Morphology: Obligate intracellular bacterium; biphasic life cycle (elementary body → reticulate body). No peptidoglycan — β-lactams inactive. Serovars D–K cause urogenital infection; L1–L3 cause LGV; A–C cause trachoma.

AtypicalSTI

Typical drugs

  1. #1Doxycycline100 mg PO BID × 7 days — preferred by CDC 2021. Superior to single-dose azithromycin (~98% vs 94% cure for urogenital; significantly better for rectal infection).
  2. #2Azithromycin1 g PO × 1 — single-dose alternative when adherence concern. **Pregnancy first-line.** Adequate for urogenital but inferior for rectal CT.
  3. #3Levofloxacin500 mg PO daily × 7 days — alternative when neither doxy nor azithro tolerated.

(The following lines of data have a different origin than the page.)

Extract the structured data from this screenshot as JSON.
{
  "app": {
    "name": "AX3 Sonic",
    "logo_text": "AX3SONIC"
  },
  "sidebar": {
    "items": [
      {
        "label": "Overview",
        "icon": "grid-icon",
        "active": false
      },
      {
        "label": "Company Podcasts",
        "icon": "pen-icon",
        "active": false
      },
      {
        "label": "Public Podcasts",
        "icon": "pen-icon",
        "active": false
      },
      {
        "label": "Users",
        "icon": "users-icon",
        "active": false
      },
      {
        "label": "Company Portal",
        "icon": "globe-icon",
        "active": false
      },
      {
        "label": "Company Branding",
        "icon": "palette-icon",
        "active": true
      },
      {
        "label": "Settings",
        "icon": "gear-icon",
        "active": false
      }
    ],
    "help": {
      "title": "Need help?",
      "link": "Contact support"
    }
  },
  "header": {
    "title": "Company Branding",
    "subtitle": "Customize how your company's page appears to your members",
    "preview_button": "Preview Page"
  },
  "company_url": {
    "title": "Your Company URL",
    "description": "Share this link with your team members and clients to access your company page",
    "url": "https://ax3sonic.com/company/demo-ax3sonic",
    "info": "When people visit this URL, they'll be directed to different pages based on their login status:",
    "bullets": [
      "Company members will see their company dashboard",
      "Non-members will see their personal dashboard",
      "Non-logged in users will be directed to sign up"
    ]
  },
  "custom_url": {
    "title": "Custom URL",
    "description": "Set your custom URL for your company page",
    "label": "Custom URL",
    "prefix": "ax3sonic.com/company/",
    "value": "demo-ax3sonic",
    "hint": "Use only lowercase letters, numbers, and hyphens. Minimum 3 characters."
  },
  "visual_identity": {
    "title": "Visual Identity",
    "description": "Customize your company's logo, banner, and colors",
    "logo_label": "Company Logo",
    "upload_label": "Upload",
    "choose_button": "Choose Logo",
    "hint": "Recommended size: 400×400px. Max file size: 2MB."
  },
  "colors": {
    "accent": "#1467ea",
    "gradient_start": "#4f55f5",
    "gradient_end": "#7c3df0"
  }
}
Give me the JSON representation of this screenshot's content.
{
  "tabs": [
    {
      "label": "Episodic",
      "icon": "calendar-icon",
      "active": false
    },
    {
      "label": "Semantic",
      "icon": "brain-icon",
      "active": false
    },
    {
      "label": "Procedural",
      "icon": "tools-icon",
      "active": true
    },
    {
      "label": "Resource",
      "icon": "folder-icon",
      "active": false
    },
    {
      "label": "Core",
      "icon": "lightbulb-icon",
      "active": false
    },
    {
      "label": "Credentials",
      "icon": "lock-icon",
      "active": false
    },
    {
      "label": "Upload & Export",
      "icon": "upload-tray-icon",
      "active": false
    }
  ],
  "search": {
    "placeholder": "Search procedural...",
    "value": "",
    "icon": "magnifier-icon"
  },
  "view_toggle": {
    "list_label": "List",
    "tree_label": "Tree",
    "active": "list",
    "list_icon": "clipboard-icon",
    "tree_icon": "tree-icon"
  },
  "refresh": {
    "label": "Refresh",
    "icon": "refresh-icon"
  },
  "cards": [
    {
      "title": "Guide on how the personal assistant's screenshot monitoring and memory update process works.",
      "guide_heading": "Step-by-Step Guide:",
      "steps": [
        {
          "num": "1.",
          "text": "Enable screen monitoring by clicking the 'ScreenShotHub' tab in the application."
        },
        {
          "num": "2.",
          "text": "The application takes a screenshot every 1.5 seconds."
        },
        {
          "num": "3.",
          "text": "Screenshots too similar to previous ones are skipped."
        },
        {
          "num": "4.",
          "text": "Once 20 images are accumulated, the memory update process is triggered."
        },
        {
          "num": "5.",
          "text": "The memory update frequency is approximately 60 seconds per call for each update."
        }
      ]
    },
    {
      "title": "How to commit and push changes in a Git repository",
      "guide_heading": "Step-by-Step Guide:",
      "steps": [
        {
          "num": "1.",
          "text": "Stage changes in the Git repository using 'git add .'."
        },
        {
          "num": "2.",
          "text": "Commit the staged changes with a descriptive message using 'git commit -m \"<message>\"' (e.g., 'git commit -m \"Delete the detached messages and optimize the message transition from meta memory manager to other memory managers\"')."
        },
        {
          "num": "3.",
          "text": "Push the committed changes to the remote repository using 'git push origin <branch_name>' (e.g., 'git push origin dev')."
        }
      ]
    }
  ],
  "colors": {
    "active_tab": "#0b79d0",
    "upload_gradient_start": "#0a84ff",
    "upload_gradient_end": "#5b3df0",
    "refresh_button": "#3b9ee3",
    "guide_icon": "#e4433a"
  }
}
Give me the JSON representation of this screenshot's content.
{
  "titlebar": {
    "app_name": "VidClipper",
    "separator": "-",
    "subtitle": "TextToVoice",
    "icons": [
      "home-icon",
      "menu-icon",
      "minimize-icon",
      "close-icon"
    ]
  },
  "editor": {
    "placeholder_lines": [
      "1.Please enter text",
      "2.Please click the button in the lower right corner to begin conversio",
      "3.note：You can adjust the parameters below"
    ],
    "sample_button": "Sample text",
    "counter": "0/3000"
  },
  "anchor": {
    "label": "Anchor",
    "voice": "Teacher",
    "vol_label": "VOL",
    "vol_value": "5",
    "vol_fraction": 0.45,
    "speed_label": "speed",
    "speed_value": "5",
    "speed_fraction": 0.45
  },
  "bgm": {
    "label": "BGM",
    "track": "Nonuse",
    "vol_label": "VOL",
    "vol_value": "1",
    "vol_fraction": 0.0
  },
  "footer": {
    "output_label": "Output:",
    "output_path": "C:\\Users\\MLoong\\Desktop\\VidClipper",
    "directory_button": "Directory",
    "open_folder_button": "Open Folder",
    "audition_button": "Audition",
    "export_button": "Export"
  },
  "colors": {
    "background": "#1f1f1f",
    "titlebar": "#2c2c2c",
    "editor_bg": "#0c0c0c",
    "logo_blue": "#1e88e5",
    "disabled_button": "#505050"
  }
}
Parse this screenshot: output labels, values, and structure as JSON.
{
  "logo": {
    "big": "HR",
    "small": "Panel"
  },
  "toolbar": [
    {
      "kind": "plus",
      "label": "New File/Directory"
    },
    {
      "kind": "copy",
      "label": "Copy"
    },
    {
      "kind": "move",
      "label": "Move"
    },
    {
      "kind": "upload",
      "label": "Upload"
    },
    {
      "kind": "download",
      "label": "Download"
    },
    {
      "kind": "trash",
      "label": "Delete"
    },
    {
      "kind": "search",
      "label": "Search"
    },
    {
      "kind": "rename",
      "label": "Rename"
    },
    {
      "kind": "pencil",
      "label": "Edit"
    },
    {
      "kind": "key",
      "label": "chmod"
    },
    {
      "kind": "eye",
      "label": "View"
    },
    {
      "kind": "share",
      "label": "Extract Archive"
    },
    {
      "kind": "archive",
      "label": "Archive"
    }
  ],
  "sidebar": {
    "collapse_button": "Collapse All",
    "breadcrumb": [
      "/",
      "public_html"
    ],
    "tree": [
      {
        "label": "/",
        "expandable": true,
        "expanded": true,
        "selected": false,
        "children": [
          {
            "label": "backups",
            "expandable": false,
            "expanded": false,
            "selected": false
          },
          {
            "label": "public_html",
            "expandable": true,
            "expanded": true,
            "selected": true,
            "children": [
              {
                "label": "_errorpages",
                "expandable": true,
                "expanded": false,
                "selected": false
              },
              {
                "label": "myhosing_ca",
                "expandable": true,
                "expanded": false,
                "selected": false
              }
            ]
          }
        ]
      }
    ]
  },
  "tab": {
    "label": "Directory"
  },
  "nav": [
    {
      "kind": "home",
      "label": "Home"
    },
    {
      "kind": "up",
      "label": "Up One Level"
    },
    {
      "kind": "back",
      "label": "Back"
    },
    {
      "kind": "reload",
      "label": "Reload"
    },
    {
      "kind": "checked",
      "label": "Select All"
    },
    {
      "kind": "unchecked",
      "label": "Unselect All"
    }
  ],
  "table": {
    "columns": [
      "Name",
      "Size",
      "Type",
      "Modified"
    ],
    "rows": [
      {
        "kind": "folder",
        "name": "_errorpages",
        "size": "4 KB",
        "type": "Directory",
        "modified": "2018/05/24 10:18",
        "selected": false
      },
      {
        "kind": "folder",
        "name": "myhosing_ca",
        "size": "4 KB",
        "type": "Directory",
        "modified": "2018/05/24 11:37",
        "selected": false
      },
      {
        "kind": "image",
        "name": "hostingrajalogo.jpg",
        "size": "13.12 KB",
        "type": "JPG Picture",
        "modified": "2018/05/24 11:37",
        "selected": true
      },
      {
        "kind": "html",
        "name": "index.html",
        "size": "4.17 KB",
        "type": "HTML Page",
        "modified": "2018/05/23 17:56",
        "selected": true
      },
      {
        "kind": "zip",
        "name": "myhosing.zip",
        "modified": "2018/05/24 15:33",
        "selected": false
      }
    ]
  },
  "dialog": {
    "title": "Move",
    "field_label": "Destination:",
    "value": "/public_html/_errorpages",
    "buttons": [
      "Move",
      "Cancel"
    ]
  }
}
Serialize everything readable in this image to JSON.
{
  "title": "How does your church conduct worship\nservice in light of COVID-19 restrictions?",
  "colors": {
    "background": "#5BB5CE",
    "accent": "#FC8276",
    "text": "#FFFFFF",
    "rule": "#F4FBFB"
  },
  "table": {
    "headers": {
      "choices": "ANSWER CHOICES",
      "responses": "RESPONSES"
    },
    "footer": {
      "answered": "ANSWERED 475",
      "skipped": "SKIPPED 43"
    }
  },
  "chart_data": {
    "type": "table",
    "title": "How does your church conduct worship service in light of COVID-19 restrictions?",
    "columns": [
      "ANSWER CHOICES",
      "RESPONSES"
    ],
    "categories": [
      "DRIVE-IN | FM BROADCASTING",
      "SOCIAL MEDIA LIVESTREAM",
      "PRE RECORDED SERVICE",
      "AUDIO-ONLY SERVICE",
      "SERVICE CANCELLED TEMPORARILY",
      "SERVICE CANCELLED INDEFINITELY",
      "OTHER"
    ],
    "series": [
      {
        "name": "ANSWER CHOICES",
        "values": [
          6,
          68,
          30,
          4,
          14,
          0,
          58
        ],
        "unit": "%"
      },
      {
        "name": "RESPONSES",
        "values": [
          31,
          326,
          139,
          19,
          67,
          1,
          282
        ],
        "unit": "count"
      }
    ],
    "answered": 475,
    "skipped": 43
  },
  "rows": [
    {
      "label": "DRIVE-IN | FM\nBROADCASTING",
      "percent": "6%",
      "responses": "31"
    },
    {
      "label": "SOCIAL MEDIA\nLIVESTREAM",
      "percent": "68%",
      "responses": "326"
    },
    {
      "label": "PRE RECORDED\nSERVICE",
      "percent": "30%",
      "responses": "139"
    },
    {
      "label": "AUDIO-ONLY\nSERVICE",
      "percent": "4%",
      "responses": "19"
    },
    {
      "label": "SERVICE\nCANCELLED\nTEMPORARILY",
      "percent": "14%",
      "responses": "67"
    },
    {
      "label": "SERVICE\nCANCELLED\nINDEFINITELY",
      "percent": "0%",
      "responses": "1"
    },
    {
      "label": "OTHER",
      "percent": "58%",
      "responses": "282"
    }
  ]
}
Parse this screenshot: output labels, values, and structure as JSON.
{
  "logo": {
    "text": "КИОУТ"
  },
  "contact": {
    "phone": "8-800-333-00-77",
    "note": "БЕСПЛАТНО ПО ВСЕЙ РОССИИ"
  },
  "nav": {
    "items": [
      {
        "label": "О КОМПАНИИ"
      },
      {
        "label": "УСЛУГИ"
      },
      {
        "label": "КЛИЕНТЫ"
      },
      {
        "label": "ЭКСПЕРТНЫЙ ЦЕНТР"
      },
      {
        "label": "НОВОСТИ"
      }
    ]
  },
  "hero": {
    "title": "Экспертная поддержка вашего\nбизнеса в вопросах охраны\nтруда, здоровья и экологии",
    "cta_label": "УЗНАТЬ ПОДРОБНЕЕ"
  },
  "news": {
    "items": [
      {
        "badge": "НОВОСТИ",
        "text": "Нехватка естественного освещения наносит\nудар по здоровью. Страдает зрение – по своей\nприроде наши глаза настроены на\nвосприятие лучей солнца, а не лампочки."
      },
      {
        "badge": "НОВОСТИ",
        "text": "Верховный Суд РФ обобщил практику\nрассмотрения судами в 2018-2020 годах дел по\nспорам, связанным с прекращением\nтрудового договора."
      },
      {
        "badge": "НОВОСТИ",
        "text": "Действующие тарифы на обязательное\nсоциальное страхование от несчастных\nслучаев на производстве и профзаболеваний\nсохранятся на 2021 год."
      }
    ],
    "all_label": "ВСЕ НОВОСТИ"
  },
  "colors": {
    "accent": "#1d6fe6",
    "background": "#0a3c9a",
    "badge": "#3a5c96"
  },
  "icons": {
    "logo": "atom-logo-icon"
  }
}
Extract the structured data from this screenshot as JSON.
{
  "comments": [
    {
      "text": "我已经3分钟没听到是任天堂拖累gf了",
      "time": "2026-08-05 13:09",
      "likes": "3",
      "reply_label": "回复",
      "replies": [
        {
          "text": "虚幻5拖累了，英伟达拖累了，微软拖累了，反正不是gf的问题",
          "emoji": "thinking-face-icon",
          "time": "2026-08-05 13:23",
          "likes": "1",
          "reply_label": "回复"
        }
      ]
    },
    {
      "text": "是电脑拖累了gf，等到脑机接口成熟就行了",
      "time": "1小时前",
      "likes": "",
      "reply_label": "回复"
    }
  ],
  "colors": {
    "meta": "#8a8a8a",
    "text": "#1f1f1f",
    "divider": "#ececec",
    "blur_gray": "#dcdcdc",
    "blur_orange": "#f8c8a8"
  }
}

Empiric therapy when resistant

Clinically significant resistance is rare. If treatment failure suspected, evaluate for re-exposure or M. genitalium co-infection (much higher azithromycin resistance).

Resistance notes

β-lactams intrinsically inactive (no peptidoglycan). Sulfonamides inactive. Aminoglycosides inactive.

Common syndromes

Pearls

Most common reportable STI in the US. Often co-tested with GC (urine NAAT for both). Asymptomatic in ~70% of women + 50% of men — screening is essential (annual in sexually active women ≤25, MSM, pregnant). Treat partners (expedited partner therapy where legal). Test-of-cure NOT routinely needed, but rescreen at 3 months for reinfection (high recurrence). Pregnancy: treat empirically if positive; do test-of-cure 4 wks after treatment. LGV (serovars L1–L3) — increasingly seen in MSM with proctocolitis; needs 21 days of doxycycline (not 7).